Friends, I have to tell you, I watched this entire movie and I still don't totally understand what it was about.  Brad Pitt (soon to be Academy Award winner, Brad Pitt) plays a talented astronaut Roy McBride who has been given a top secret mission to find his father's (also an astronaut) lost in space mission because it is about to destroy the planet.  He undertakes the dangerous mission with some assistance from Donald Sutherland, who plays another astronaut who knew McBride's father.  There is all manner of space danger, and there are some exciting (yet extremely random) obstacles that must be overcome in order for him to be successful.  Then, more totally random things happen and then the movie is over.

Honestly, this was the most disjointed film of the entire Oscars list this year, and there were so many moments that I had to watch a second time because they had no set up and no context.  They just happened.  

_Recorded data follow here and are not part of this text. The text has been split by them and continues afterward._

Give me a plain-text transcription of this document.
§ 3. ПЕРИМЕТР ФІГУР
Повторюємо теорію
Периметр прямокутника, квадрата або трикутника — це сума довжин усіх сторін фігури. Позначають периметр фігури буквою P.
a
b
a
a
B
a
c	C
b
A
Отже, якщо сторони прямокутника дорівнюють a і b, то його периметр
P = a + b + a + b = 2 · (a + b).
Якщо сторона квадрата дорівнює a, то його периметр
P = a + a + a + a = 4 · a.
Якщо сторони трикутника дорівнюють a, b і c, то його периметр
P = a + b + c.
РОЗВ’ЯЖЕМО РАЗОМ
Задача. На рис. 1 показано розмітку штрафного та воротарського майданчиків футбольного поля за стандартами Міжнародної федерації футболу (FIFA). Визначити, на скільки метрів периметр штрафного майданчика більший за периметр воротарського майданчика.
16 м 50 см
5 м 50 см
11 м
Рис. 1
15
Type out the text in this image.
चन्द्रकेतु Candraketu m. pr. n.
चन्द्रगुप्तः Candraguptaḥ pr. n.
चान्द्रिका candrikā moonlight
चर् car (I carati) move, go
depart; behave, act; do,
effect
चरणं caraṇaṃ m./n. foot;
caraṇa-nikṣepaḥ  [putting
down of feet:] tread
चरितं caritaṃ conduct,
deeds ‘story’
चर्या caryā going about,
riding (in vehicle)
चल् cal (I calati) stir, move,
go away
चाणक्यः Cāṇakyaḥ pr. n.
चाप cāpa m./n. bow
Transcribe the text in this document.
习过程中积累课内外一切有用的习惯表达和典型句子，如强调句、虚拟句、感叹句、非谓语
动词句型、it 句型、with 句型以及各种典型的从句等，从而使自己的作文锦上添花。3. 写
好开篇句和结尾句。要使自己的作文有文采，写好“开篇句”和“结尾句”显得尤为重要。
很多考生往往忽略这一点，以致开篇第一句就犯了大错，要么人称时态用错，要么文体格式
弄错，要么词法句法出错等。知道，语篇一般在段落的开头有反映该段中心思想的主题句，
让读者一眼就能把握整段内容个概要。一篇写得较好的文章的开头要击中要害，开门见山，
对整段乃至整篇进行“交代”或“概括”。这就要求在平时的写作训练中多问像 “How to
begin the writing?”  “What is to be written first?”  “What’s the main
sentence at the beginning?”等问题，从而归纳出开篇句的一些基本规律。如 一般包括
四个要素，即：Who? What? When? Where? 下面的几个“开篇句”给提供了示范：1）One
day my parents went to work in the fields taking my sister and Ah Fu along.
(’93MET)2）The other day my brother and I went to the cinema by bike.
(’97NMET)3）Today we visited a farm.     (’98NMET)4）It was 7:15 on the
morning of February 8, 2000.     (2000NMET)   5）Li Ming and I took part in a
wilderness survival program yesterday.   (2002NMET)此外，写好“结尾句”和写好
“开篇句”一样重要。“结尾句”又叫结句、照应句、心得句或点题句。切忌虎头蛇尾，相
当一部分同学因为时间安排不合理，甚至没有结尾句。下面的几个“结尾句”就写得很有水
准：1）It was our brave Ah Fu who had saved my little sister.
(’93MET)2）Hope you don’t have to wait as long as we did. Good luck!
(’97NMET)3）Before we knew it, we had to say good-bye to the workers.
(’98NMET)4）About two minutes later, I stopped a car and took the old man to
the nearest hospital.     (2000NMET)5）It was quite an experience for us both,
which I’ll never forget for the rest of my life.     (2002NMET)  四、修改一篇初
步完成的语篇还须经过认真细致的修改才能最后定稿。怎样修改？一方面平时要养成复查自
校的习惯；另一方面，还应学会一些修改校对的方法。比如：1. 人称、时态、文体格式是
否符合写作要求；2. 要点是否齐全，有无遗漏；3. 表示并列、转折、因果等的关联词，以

I can certainly see why the film is nominated for sound mixing, there are so many pieces of sound layered over one another, but I'm starting to think that maybe these nominees should come from movies that higher than a 40% rating on Rotten Tomatoes (yes, yes, I know that's an extremely impractical proposal, and impossible to execute).  I'm tired of having to watch mediocre (and in this case bad) movies just because they are technically excellent.

If you loved Ad Astra (and if you did, wow, good for you), I recommend reverting to last year's Oscars and watch First Man.  A much much better space film with more gravitas in the credits roll than this film had in its entire story.